Lunch break was at the rest area just north of Bree on the Barwon River. Quiet and clean, and a pretty spot with easy parking and not too many flies. After stopping in Brewarrina to have a guided tour of the Fish Traps and associated Cultural Center, we were soon on the road again. The day was warming up and so were the flies.
The Landcruiser’s A/C was most welcome as we continued along the Kamilaroi towards Bourke.
BourkeOur destination for the night was Byrock, so we were only able to spend a few hours in Bourke. Unfortunately we didn’t get to see the paddle steamer, maybe next time.
Bourke’s Old Wharf was testament to the variations in river heights. Big timbers !!
This really is a beautiful river – the Darling And that magnificent Crossley Engine, all freshly painted and looking splendid. Unfortunately it wasn’t running on the day we visited.
However the engine heads were suitably impressed, what a pump. We wanted to have a look around the Old London Bank where Rob’s Grandparents once lived.It is now operating as a Guest House, but there was no-one answering our calls. Although the owner had already sent me pictures of all the rooms prior to our trip, it was great to see it in person. There really must have been a lot of money in Bourke in the 19th century. Out of town stands the now abandoned slaughterhouse once owned Tancred Bros. It had certainly seen better days. Rob’s Grandfather and Great Uncle worked here after emigrating from Italy. When Tancred Bros sold the meatworks the family moved to Dubbo. Later moving to Sydney, and establishing themselves with work and housing so the remaining family members could emigrate.
Byrock – Mulga Creek Hotel
Onto Byrock in time for a drink at the Mulga Creek Hotel. What a champion little pub this place is, probably Matthews’ favorite spot.
We setup camp out the back for the night. This rustic yet very pleasant camping area, with the campfire roaring and a bush poet to keep them entertained. This was a really nice way to end yet another interesting day.

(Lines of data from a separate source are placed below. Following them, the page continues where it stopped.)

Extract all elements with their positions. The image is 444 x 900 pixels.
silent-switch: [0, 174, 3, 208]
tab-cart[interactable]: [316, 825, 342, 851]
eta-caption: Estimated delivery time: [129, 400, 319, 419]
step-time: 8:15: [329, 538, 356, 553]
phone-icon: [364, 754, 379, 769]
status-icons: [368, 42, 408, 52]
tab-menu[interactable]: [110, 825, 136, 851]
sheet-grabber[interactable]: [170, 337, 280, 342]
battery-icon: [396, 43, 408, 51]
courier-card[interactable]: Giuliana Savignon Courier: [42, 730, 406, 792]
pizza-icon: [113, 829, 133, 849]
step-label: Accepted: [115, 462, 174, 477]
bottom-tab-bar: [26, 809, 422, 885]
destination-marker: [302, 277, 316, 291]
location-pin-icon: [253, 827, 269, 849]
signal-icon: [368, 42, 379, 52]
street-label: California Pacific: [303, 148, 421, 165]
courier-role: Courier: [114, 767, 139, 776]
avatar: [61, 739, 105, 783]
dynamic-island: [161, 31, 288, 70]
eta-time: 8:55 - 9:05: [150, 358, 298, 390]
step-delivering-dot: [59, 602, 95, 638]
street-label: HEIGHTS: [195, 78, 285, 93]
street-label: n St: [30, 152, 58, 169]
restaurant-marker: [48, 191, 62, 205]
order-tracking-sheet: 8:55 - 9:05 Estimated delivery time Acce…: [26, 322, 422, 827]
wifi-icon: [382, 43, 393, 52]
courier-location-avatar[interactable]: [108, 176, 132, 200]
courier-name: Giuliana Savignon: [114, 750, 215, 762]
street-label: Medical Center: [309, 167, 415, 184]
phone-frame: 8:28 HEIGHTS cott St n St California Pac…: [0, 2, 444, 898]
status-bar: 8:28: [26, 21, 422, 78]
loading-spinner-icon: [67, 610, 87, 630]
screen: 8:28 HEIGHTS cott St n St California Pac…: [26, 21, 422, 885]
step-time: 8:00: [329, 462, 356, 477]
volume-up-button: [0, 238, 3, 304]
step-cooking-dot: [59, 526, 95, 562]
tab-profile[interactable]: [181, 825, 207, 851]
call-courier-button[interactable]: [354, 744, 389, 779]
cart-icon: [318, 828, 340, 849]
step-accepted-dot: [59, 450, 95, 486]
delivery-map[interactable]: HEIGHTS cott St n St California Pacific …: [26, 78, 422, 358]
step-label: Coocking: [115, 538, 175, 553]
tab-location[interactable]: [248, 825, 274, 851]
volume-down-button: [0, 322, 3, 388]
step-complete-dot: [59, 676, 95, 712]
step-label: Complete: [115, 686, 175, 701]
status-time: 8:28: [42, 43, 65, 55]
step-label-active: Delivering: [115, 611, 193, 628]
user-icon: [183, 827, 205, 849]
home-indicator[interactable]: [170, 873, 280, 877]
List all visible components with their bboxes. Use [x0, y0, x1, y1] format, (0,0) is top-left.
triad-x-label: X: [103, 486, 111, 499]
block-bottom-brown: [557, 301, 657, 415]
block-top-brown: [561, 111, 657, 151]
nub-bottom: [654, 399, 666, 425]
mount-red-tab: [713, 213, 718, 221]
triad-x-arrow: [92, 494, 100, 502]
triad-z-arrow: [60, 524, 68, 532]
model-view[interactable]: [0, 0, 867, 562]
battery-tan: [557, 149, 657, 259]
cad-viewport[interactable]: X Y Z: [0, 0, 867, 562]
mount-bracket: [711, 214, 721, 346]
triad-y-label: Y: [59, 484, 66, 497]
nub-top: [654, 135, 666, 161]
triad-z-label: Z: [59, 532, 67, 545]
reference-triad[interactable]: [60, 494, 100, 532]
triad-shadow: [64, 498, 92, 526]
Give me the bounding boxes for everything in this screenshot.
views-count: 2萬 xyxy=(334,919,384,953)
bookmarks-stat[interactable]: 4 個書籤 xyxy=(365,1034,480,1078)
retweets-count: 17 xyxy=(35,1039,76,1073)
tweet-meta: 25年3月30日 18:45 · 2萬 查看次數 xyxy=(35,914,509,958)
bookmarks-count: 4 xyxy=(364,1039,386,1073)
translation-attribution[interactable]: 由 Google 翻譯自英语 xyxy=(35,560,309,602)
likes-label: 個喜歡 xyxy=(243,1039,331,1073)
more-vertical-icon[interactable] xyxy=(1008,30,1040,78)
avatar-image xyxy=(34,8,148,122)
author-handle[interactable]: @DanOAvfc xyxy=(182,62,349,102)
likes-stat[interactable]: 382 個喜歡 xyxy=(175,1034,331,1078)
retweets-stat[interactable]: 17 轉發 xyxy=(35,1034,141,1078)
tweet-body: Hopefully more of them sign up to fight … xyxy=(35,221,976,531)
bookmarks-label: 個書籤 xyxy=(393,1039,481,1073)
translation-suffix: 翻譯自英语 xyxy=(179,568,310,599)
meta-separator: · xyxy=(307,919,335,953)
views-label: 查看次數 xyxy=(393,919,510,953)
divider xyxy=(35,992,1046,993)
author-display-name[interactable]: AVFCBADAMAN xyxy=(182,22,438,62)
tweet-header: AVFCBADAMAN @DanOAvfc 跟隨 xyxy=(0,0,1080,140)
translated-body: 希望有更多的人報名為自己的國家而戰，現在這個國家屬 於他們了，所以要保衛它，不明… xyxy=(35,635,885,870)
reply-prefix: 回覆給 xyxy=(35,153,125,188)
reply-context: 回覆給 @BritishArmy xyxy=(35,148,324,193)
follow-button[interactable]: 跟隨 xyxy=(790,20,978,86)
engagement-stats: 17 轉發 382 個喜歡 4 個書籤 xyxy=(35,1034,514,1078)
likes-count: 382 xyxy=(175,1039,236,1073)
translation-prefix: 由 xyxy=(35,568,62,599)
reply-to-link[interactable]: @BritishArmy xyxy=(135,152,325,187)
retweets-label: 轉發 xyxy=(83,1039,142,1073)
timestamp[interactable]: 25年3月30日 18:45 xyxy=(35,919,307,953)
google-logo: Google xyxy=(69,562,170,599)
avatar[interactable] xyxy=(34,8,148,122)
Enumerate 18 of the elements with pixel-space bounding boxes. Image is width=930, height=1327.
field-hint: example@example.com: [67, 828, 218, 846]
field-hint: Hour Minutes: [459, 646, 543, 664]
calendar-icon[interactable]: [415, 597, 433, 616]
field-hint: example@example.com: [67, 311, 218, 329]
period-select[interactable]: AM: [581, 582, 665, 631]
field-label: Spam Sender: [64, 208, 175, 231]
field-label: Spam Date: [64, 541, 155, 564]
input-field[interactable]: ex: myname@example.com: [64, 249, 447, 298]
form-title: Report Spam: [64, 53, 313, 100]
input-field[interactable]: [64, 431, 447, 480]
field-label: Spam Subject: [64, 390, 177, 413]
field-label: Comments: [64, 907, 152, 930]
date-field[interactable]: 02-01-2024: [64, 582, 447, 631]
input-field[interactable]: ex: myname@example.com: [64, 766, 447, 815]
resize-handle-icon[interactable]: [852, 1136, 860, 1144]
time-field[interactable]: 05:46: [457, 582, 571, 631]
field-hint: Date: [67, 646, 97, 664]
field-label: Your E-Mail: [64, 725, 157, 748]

Mulga Creek Hotel – most noteworthy were the agricultural relics doting the camping area, a bit like a museum.
Byrock – Rock Pools and CemeteryNext morning we headed off to the Byrock rock pools and Pioneer Cemetery. This rather a large area of exposed and weathered rock, with recent rain pooling in the holes felt like an oasis in the red sand. Most notable was the largest pool, it almost looked inviting. Walking around this wonderful oasis in the scrub, you’ll notice it isn’t well signposted. Which is a shame, as it really is a lovely find, and must have been very significant to the local indigenous people.
The Pioneer cemetery further on down the same road and through a couple gates was also extremely interesting. The tyranny of distance, and lack of medical assistance has always taken it’s toll on the young. Whilst reading the gravestones of all these children, I cannot help but wonder what happened to their mothers after the tragic loss of their newborn.
Quite a sad end to another beautiful morning. So many young children are buried in here, a testimony to the hard working women of the bush, chin up and get on.